While XCOOQ shareholders are not getting any recovery as I expected in my article last year, unsecured noteholders are getting a meaningful recovery, which I did not expect unless there was "gifting" from a higher priority class to unsecured noteholders.
I was expecting that the total makewhole claims of over $200 million would make it even less likely unsecured noteholders would get any recovery. Since this case has the same bankruptcy judge (Marvin Isgur) as Ultra Petroleum who ruled in favor of allowing makewhole claims, I expected the makewhole claims would be allowed. A mediator was appointed (Judge David Jones) to help speed the negotiation process and one of the results of the mediation was that the makewhole claims would not be included in either the 1.5 lien note claim class nor 1.75 lien note claim class. A negotiated settlement not only helped speed up the process, it saved millions on legal fees from potential litigation.
As can be seen from the financial statement below, not including makewhole claims made a huge difference for unsecured creditors. The total makewhole claim amount is almost the same as the unsecured note holder claim.
Source: Disclosure Statement (docket 1233)
The unsecured noteholders are getting a combination of cash and new stock as their recovery.
Note: shareholders are class #12-getting no recovery
The other interesting issue for the EXCO bankruptcy case is the very large NOLs. They were able to get IRS approval for the 382(1)(5) Exception. Without getting into extreme detail, the usage of NOLs is impacted by a "change in control". When a "qualified creditor" receives 50% or more of the new stock (and voting power) the new company tries to get the 382(1)(5)Exception. Without this exception there could be an annual limit on the use of the NOL but, "instead, NOL carryforwards will be reduced by the amount of any interest deductions claimed during the three taxable years preceding the effective date of the plan of reorganization, and during the part of the taxable year prior to and including the effective date of the plan of reorganization, in respect of all debt converted into stock in the reorganization."

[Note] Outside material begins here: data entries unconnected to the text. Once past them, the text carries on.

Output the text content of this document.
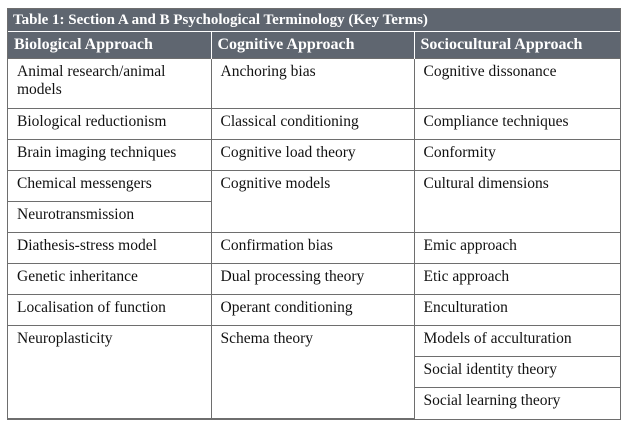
Table 1: Section A and B Psychological Terminology (Key Terms)
Biological Approach	Cognitive Approach	Sociocultural Approach
Animal research/animal models	Anchoring bias	Cognitive dissonance
Biological reductionism	Classical conditioning	Compliance techniques
Brain imaging techniques	Cognitive load theory	Conformity
Chemical messengers	Cognitive models	Cultural dimensions
Neurotransmission		
Diathesis-stress model	Confirmation bias	Emic approach
Genetic inheritance	Dual processing theory	Etic approach
Localisation of function	Operant conditioning	Enculturation
Neuroplasticity	Schema theory	Models of acculturation
		Social identity theory
		Social learning theory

The financial projections (years 2019-2023) that are included in the Disclosure Statement have zero income tax in the annual income statements. Not only does this exception help the "qualified creditor", but the other shareholders receiving the new stock. There is, however, a restriction. There can't be another "owner change" within two years after exiting Ch.11. Therefore, there is going to be trading restrictions on the new stock that would, for example, not allow anyone to buy new shares that would put them at 5% ownership.

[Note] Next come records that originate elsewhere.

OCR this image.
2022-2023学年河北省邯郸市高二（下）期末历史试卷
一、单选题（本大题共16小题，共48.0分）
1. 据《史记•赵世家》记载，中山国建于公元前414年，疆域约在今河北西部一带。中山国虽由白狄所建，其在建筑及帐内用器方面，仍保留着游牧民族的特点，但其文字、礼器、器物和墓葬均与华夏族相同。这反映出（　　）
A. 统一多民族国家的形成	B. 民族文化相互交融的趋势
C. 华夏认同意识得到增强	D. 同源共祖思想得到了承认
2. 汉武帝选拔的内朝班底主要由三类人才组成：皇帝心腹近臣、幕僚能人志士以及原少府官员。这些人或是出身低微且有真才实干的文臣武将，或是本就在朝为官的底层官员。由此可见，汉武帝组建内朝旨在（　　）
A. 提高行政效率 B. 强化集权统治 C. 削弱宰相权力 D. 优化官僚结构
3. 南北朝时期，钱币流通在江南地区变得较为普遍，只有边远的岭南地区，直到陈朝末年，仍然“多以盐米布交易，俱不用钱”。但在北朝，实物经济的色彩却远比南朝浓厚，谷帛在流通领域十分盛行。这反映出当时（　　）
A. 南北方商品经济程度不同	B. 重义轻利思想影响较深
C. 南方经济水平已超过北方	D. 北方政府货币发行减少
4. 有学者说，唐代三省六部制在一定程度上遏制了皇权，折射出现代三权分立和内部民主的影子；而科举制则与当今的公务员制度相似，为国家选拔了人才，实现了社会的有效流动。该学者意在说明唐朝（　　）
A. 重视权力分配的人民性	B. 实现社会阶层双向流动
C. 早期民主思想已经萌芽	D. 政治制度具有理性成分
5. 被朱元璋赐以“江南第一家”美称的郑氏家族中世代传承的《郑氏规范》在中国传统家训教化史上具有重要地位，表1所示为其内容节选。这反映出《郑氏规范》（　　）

Some investors interested in the Sears Holdings (OTCPK:SHLDQ) bankruptcy are following this 382(1)(5)Exception case because they are wondering if Eddie Lampert may try to structure a reorganization plan that would allow him to take advantage of this exception. It is too early in the Sears bankruptcy process to even speculate on this issue.
Too often I read comments by Seeking Alpha readers that indicate that they have little understanding of Ch.11 and instead have unrealistic expectations for recoveries for their investments in bankrupt companies. By reading about other cases and certain issues that are similar to companies they have a financial interest in, investors may be able to make more rational decisions. There is, however, the risk that they may assume if it happened in one case it will happen in their case. The characteristics of the parties may be different. Judges and which circuit the bankruptcy court is in all need to be factored into the analysis.
Disclosure: I/we have no positions in any stocks mentioned, and no plans to initiate any positions within the next 72 hours. I wrote this article myself, and it expresses my own opinions. I am not receiving compensation for it (other than from Seeking Alpha). I have no business relationship with any company whose stock is mentioned in this article.